Раз. Грохнуло. Раз. Грохнуло. Удар. Удар. Удар. Третья колонна. Миг. Четвертая колонна. Пятая. Тут доктор случайно выиграл жизнь, кинулся в переулок. Иначе бы в момент догнали конные гайдамаки на освещенной, прямой, заколоченной Александровской улице. Но дальше — сеть переулков, кривых и черных. Прощайте!
В пролом стены вдавился доктор Бакалейников. С минуту ждал смерти от разрыва сердца и глотал раскаленный воздух. Развеял по ветру удостоверение, что он мобилизован в качестве врача «першого полку Сыней дывызии». На случай, если в пустом городе встретится красный первый патруль.
Около трех ночи в квартире доктора Бакалейникова залился оглушительный звонок.
— Ну я ж говорил! — заорал Колька. — Перестань реветь! Перестань...

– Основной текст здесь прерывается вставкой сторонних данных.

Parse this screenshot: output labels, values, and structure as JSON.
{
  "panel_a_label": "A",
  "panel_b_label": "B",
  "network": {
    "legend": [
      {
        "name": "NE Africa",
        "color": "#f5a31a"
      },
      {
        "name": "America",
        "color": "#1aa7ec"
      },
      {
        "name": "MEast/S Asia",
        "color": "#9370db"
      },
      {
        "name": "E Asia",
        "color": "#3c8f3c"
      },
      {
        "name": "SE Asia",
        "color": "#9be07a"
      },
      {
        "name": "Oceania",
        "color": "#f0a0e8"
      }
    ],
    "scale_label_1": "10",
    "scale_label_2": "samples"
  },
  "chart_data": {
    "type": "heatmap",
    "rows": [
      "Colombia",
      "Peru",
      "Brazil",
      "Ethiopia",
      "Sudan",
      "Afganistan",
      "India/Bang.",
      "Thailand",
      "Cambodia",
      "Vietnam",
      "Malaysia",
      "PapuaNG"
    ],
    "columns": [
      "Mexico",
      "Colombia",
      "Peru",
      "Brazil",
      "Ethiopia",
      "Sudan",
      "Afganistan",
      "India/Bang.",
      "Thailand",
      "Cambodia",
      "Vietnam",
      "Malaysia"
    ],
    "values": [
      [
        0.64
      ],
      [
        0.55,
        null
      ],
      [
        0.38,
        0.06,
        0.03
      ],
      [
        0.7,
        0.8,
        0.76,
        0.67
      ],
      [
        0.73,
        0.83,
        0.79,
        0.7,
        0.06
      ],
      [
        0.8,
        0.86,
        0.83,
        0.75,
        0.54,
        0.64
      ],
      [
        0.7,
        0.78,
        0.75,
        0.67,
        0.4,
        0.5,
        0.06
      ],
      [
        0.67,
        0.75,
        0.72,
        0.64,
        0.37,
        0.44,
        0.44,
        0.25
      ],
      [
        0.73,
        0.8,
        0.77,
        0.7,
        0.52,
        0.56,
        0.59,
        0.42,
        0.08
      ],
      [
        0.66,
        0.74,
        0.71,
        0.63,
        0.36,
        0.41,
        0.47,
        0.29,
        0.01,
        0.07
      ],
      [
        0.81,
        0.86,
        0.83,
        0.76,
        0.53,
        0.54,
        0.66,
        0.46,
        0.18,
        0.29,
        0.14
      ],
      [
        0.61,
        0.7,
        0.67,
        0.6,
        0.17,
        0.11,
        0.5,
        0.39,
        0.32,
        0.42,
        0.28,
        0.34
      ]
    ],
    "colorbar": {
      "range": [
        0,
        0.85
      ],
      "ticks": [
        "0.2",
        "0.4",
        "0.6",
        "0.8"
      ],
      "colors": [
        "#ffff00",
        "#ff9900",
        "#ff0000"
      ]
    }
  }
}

— Варвара Афанасьевна! Это он. Полноте.
Колька сорвался и полетел открывать.
— Боже ты мой!
Варвара Афанасьевна кинулась к Бакалейникову и отшатнулась.
— Да ты... да ты седой...
Бакалейников тупо посмотрел в зеркало и улыбнулся криво, дернув щекой. Затем, поморщившись, с помощью Кольки стащил пальто и, ни слова ни говоря, прошел в столовую, опустился на стул и весь обвис, как мешок. Варвара Афанасьевна глянула на него, и слезы опять закапали у нее из глаз. Юрий Леонидович и Колька, открыв рты, глядели в затылок Бакалейникову на белый вихор, и папиросы у обоих потухли.
Бакалейников обвел глазами тихую столовую, остановил мутный взгляд на самоваре, несколько секунд вглядывался в свое искаженное изображение в блестящей грани.
— Да, — наконец выдавил он из себя бессмысленно.
Колька, услыхав это первое слово, решился спросить:
— Слушай, ты... Бежал, конечно? Да ты скажи, что ты у них делал.
— Вы знаете, — медленно ответил Бакалейников, — они, представьте... в больничных халатах, эти самые синие-то петлюровцы. В черных...
Еще что-то хотел сказать Бакалейников, но вместо речи получилось неожиданное. Он всхлипнул звонко, всхлипнул еще раз и разрыдался, как женщина, уткнув голову с седым вихром в руки. Варвара Афанасьевна, не зная еще, в чем дело, заплакала в ту же секунду. Юрий Леонидович и Колька растерялись до того, что даже побледнели. Колька опомнился первый и полетел в кабинет за валерьянкой, а Юрий Леонидович сказал, прочистив горло, неизвестно к чему:
— Да, каналья этот Петлюра.
Бакалейников же поднял искаженное плачем лицо и, всхлипывая, выкрикнул:
— Бандиты... Но я... я... интеллигентская мразь! — и тоже неизвестно к чему...
И распространился запах эфира. Колька дрожащими руками начал отсчитывать капли в рюмку.